I saw a video on logarithms saying if there is a limit where $x$ approaches $\pm\infty$ of some fraction, then we can solve by using these rules:
If the largest power on the top and bottom are the same, then the limit is the division of the leading coefficients;
If the largest power is on the bottom, then the limit is $0$;
if the largest power is on the top then there is no horizontal asymptote.
For example, $\lim_{x\to\infty}\frac{4x+2}{2x+8}$ is $\frac{4}{2}$ or $2$ because the powers of $x$ are the same and we divide the leading coefficients.
Another one: $\lim_{x\to-\infty}\frac{x+11}{x^3+16}$ is $0$ because the largest power is on the bottom.
My question: How do I compute the limit $\lim_{x\to\infty}\frac{\log x}{x^{1/k}}$? This is particularly difficult for me because of the arbitrary variable $k$, and the fact that the largest power on top ($1$) is only greater than $\frac{1}{k}$ for all $k > 1$.

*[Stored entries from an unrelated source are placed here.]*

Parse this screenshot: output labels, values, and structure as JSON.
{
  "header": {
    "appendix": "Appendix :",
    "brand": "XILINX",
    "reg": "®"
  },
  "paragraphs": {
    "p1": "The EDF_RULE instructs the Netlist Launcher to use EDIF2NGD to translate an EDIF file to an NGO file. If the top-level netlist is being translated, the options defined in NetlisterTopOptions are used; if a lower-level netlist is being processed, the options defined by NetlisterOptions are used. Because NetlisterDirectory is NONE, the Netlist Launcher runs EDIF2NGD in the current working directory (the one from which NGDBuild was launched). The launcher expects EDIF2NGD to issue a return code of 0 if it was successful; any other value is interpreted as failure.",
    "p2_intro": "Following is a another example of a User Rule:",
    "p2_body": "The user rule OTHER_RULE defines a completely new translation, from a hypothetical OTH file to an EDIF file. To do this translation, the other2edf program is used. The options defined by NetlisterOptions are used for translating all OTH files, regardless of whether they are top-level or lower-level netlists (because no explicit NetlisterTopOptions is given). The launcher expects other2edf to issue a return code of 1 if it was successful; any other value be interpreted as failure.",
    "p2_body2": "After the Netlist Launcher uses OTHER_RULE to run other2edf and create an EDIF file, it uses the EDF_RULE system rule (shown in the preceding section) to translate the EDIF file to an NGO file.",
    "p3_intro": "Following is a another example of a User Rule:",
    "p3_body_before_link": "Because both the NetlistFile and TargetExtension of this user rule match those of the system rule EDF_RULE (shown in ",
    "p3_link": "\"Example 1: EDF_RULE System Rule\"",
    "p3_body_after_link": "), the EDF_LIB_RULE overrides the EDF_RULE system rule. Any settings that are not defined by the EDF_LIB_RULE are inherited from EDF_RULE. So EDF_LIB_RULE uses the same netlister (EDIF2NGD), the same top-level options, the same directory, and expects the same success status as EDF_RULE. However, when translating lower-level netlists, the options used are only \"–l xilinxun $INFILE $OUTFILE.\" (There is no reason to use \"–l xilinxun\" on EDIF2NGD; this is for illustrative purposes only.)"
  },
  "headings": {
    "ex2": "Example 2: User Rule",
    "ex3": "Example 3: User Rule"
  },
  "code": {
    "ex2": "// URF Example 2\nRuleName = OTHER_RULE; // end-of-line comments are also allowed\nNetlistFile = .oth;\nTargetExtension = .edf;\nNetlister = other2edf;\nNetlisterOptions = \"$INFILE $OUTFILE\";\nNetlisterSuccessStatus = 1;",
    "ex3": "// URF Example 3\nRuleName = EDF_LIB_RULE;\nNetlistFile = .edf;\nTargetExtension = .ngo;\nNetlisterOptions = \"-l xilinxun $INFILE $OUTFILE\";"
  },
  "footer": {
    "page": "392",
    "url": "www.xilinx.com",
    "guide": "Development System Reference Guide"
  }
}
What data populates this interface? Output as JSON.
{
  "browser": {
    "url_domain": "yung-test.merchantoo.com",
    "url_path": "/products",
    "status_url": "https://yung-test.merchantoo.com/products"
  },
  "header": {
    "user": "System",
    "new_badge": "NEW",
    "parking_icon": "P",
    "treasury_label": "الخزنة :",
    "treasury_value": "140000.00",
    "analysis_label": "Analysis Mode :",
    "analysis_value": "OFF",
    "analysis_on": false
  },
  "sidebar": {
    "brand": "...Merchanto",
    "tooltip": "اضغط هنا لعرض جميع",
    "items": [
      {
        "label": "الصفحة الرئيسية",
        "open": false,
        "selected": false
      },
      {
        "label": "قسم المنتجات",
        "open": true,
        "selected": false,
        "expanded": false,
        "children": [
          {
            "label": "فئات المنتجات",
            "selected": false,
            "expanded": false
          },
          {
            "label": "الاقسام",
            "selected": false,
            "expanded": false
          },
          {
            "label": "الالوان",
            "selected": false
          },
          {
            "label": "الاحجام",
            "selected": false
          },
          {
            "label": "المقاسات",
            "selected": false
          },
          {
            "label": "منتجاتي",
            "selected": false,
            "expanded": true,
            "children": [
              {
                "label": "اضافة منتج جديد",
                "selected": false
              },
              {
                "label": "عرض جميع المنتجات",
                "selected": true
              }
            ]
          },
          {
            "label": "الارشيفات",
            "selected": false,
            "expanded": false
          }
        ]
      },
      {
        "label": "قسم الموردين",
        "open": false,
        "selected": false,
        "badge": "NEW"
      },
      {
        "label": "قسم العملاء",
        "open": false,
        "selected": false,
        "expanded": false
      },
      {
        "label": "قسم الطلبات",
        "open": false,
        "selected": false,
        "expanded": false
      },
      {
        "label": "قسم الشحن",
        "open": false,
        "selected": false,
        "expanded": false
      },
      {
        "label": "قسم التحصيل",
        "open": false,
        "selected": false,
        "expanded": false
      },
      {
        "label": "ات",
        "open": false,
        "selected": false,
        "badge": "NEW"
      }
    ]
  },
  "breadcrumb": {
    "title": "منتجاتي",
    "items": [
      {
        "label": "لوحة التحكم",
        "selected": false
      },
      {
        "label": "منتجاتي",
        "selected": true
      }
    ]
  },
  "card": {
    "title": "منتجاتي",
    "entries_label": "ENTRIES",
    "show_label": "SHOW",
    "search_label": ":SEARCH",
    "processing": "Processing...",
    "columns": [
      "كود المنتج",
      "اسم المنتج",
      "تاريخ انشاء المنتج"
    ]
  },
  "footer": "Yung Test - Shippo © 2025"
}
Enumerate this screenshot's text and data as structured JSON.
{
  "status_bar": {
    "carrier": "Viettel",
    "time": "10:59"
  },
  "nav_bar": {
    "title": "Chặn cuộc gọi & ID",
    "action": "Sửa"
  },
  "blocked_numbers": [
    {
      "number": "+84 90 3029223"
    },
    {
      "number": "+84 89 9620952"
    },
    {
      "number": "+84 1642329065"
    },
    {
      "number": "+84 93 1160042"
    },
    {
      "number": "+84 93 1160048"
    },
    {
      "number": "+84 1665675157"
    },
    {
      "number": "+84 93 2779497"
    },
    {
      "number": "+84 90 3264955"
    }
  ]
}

So there's a case where they can both be the same (where $k=1$ in which case we divide the leading coefficients which is 1), or the case where the largest power is on top ($k>1$), in which case there is no horizontal asymptote.
Hint: Use L'Hopital's Rule.${}$
I.e. $$\lim_{x \to \infty}\frac{\log x}{x^{1/k}}=\lim_{x \to\infty}\frac{\frac{d}{dx}(\log x)}{\frac{d}{dx}(x^{1/k})}.$$